Bill Donohue

She’s advertised quite a bit on Fox News, posing as an advocate for TikTok. In full habit, she is introduced as Sister Monica Clare. Most people would just assume she is a Catholic nun—there aren’t too many Protestant ones—but they would be wrong. She’s an Episcopalian.

Sister Monica Clare may look like a traditionalist, but she is very much a radical activist. She champions gender equality, “inclusion,” women’s rights (presumably abortion) and Black Lives Matter (she’s even marched with them).

Born Claudette Monica Powell, she grew up in an unhappy household. Her father was a drug addict and mentally ill. She attended a Baptist church with her family, recalling that the Southern Baptists “were very anti-Roman Catholic.” She now claims expertise in dealing with “religious trauma.”

The good sister belongs to a small group of nuns in Mendham, New Jersey. In fact, it’s a dying order: at 58, she is the youngest of them all. Before becoming a nun she was married for two years to a “fanatical atheist,” which ended in divorce.

She then considered joining a Catholic order of nuns, confessing that her life was unfulfilled. But she did not like the Church’s teachings on homosexuality and was put off by the male clergy. Lucky for her, she is now about to become an Episcopal priest.

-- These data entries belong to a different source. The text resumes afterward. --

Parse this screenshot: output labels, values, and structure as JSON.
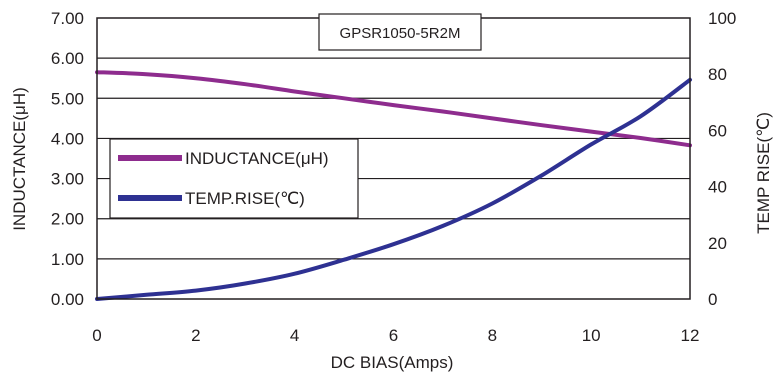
{
  "chart_data": {
    "type": "line",
    "title": "GPSR1050-5R2M",
    "xlabel": "DC BIAS(Amps)",
    "ylabel": "INDUCTANCE(μH)",
    "y2label": "TEMP RISE(℃)",
    "xlim": [
      0,
      12
    ],
    "ylim": [
      0,
      7
    ],
    "y2lim": [
      0,
      100
    ],
    "x_ticks": [
      0,
      2,
      4,
      6,
      8,
      10,
      12
    ],
    "y_ticks": [
      0,
      1,
      2,
      3,
      4,
      5,
      6,
      7
    ],
    "y_tick_labels": [
      "0.00",
      "1.00",
      "2.00",
      "3.00",
      "4.00",
      "5.00",
      "6.00",
      "7.00"
    ],
    "y2_ticks": [
      0,
      20,
      40,
      60,
      80,
      100
    ],
    "grid": "horizontal",
    "legend_position": "left-middle",
    "series": [
      {
        "name": "INDUCTANCE(μH)",
        "axis": "left",
        "color": "#8e2c8e",
        "x": [
          0,
          1,
          2,
          3,
          4,
          5,
          6,
          7,
          8,
          9,
          10,
          11,
          12
        ],
        "y": [
          5.65,
          5.6,
          5.5,
          5.35,
          5.17,
          5.0,
          4.83,
          4.67,
          4.5,
          4.33,
          4.17,
          4.01,
          3.83
        ]
      },
      {
        "name": "TEMP.RISE(℃)",
        "axis": "right",
        "color": "#2e3192",
        "x": [
          0,
          1,
          2,
          3,
          4,
          5,
          6,
          7,
          8,
          9,
          10,
          11,
          12
        ],
        "y": [
          0,
          1.5,
          3,
          5.5,
          9,
          14,
          19.5,
          26,
          34,
          44,
          55,
          65,
          78
        ]
      }
    ]
  }
}
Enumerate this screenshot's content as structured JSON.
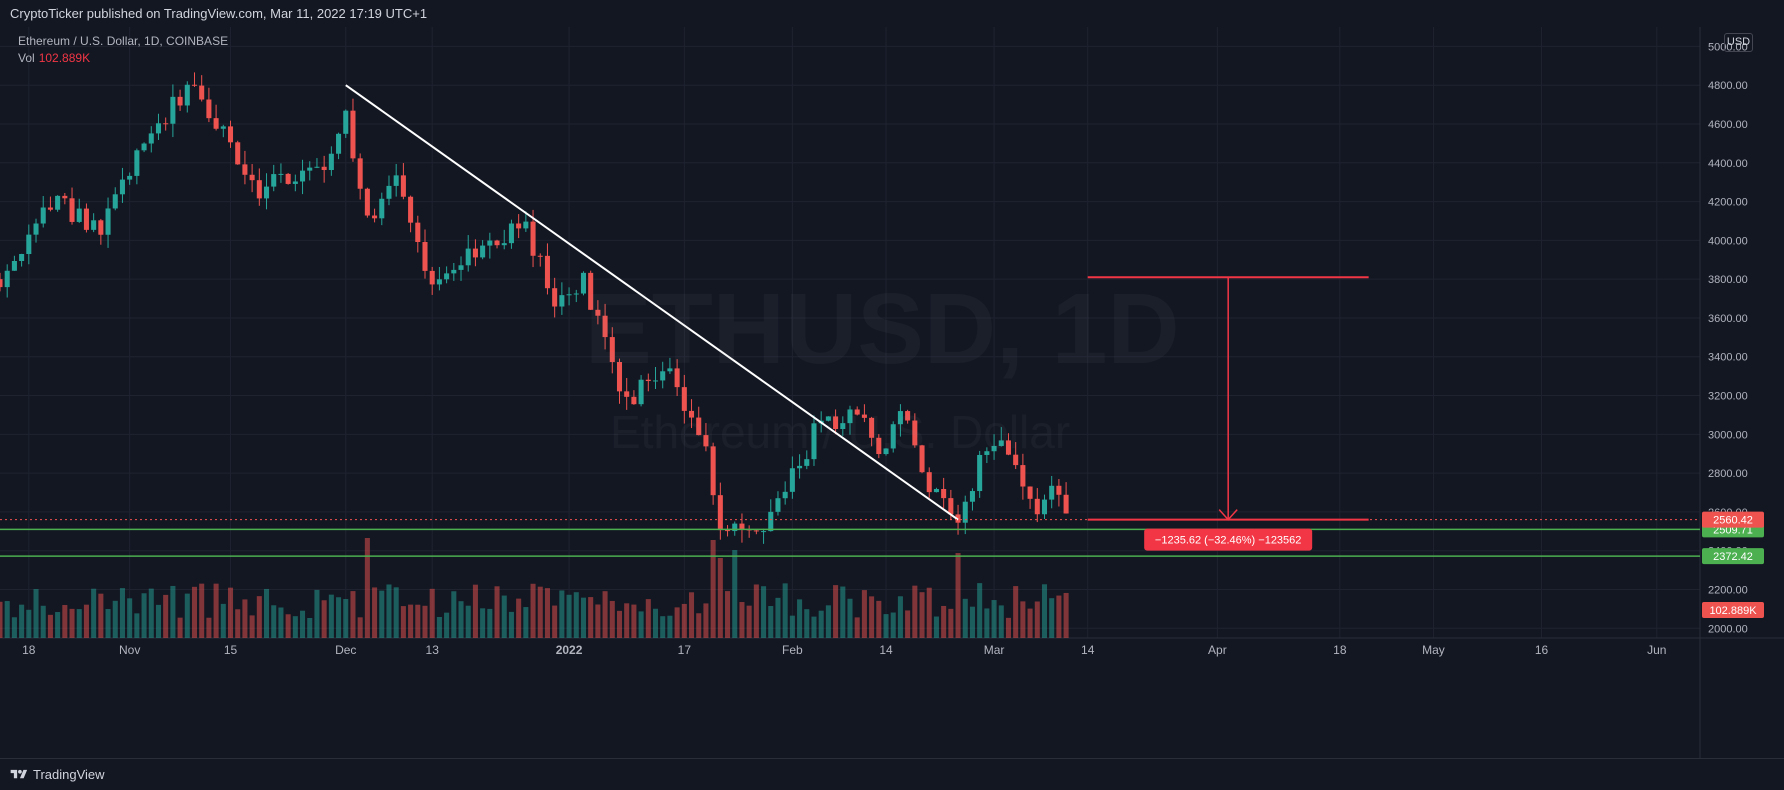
{
  "header": {
    "published_by": "CryptoTicker published on TradingView.com, Mar 11, 2022 17:19 UTC+1"
  },
  "legend": {
    "symbol": "Ethereum / U.S. Dollar, 1D, COINBASE",
    "vol_label": "Vol",
    "vol_value": "102.889K"
  },
  "currency": "USD",
  "watermark": {
    "main": "ETHUSD, 1D",
    "sub": "Ethereum / U.S. Dollar"
  },
  "footer": {
    "brand": "TradingView",
    "logo_icon": "tradingview-logo-icon"
  },
  "colors": {
    "background": "#131722",
    "up": "#26a69a",
    "down": "#ef5350",
    "trendline": "#ffffff",
    "support": "#4caf50",
    "measure": "#f23645",
    "grid": "#1f2330",
    "axis_text": "#b2b5be"
  },
  "chart_data": {
    "type": "candlestick",
    "symbol": "ETHUSD",
    "interval": "1D",
    "exchange": "COINBASE",
    "x_range": [
      "2021-10-14",
      "2022-06-07"
    ],
    "y_range": [
      1950,
      5100
    ],
    "grid": true,
    "x_ticks": [
      {
        "date": "2021-10-18",
        "label": "18"
      },
      {
        "date": "2021-11-01",
        "label": "Nov"
      },
      {
        "date": "2021-11-15",
        "label": "15"
      },
      {
        "date": "2021-12-01",
        "label": "Dec"
      },
      {
        "date": "2021-12-13",
        "label": "13"
      },
      {
        "date": "2022-01-01",
        "label": "2022"
      },
      {
        "date": "2022-01-17",
        "label": "17"
      },
      {
        "date": "2022-02-01",
        "label": "Feb"
      },
      {
        "date": "2022-02-14",
        "label": "14"
      },
      {
        "date": "2022-03-01",
        "label": "Mar"
      },
      {
        "date": "2022-03-14",
        "label": "14"
      },
      {
        "date": "2022-04-01",
        "label": "Apr"
      },
      {
        "date": "2022-04-18",
        "label": "18"
      },
      {
        "date": "2022-05-01",
        "label": "May"
      },
      {
        "date": "2022-05-16",
        "label": "16"
      },
      {
        "date": "2022-06-01",
        "label": "Jun"
      }
    ],
    "y_ticks": [
      {
        "value": 2000,
        "label": "2000.00"
      },
      {
        "value": 2200,
        "label": "2200.00"
      },
      {
        "value": 2400,
        "label": "2400.00"
      },
      {
        "value": 2600,
        "label": "2600.00"
      },
      {
        "value": 2800,
        "label": "2800.00"
      },
      {
        "value": 3000,
        "label": "3000.00"
      },
      {
        "value": 3200,
        "label": "3200.00"
      },
      {
        "value": 3400,
        "label": "3400.00"
      },
      {
        "value": 3600,
        "label": "3600.00"
      },
      {
        "value": 3800,
        "label": "3800.00"
      },
      {
        "value": 4000,
        "label": "4000.00"
      },
      {
        "value": 4200,
        "label": "4200.00"
      },
      {
        "value": 4400,
        "label": "4400.00"
      },
      {
        "value": 4600,
        "label": "4600.00"
      },
      {
        "value": 4800,
        "label": "4800.00"
      },
      {
        "value": 5000,
        "label": "5000.00"
      }
    ],
    "segments": [
      {
        "date": "2021-10-14",
        "price": 3800
      },
      {
        "date": "2021-10-21",
        "price": 4200
      },
      {
        "date": "2021-10-28",
        "price": 4050
      },
      {
        "date": "2021-11-03",
        "price": 4550
      },
      {
        "date": "2021-11-10",
        "price": 4780
      },
      {
        "date": "2021-11-19",
        "price": 4250
      },
      {
        "date": "2021-11-24",
        "price": 4350
      },
      {
        "date": "2021-11-29",
        "price": 4400
      },
      {
        "date": "2021-12-01",
        "price": 4620
      },
      {
        "date": "2021-12-04",
        "price": 4100
      },
      {
        "date": "2021-12-08",
        "price": 4330
      },
      {
        "date": "2021-12-13",
        "price": 3780
      },
      {
        "date": "2021-12-20",
        "price": 3950
      },
      {
        "date": "2021-12-26",
        "price": 4070
      },
      {
        "date": "2021-12-30",
        "price": 3700
      },
      {
        "date": "2022-01-03",
        "price": 3800
      },
      {
        "date": "2022-01-09",
        "price": 3150
      },
      {
        "date": "2022-01-14",
        "price": 3350
      },
      {
        "date": "2022-01-19",
        "price": 3050
      },
      {
        "date": "2022-01-22",
        "price": 2550
      },
      {
        "date": "2022-01-26",
        "price": 2450
      },
      {
        "date": "2022-01-31",
        "price": 2700
      },
      {
        "date": "2022-02-04",
        "price": 3000
      },
      {
        "date": "2022-02-10",
        "price": 3150
      },
      {
        "date": "2022-02-13",
        "price": 2900
      },
      {
        "date": "2022-02-16",
        "price": 3150
      },
      {
        "date": "2022-02-20",
        "price": 2750
      },
      {
        "date": "2022-02-24",
        "price": 2590
      },
      {
        "date": "2022-02-28",
        "price": 2920
      },
      {
        "date": "2022-03-02",
        "price": 2950
      },
      {
        "date": "2022-03-07",
        "price": 2550
      },
      {
        "date": "2022-03-09",
        "price": 2720
      },
      {
        "date": "2022-03-11",
        "price": 2560
      }
    ],
    "volume": {
      "seed": 20211014,
      "spikes": [
        {
          "date": "2021-12-04",
          "value": 1.0
        },
        {
          "date": "2022-01-21",
          "value": 0.98
        },
        {
          "date": "2022-01-22",
          "value": 0.8
        },
        {
          "date": "2022-01-24",
          "value": 0.88
        },
        {
          "date": "2022-02-24",
          "value": 0.85
        }
      ]
    },
    "trendline": {
      "start": {
        "date": "2021-12-01",
        "price": 4800
      },
      "end": {
        "date": "2022-02-24",
        "price": 2560
      }
    },
    "support_lines": [
      {
        "price": 2509.71,
        "label": "2509.71"
      },
      {
        "price": 2372.42,
        "label": "2372.42"
      }
    ],
    "current_price": {
      "price": 2560.42,
      "label": "2560.42"
    },
    "volume_label": "102.889K",
    "measure": {
      "from": {
        "date": "2022-03-14",
        "price": 3810
      },
      "to": {
        "date": "2022-04-22",
        "price": 2560
      },
      "label": "−1235.62 (−32.46%) −123562"
    }
  }
}
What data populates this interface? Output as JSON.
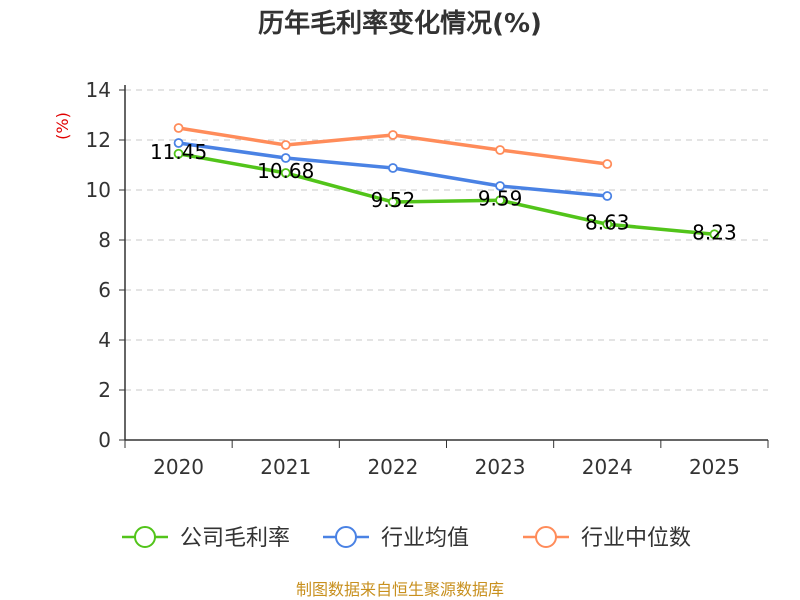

Her future is uncertain. While she is sure to continue posting animal videos, will her quest to climb the hierarchy and assume a privileged position in the Episcopal Church leave her TikTok fans feeling disabused? Or will she use her new mantle to become an even more rabid advocate of left-wing causes?

One thing is for certain. TikTok needs her. Under fire by Republicans and Democrats alike, it has been accused of violating data privacy and national security. John F. Plumb, assistant secretary of defense for space policy, has called it a “potential threat vector” to the United States. “Chinese cyber intrusions are the most prolific in the world,” he says.

Congresswoman Cathy McMorris Rodgers has accused TikTok of conspiring with the Communists, saying, “The Chinese Communist Party poses the greatest national security threat to the United States of our time.” Congressman Mike Gallagher is even more pointed. “This is my message to Tiktok: break up with the Chinese Communist Party or lose access to American users.” On March 13, the House will vote on exactly this issue.

When Sister Monica Clare climbs the social ladder to Rev. (it makes no sense for a woman to call herself “Father,” unless, of course, she wants to self-identity as such), she may be asked to save TikTok from Washington. The pivotal question is whether she is more likely to side with the Communists than the Congress.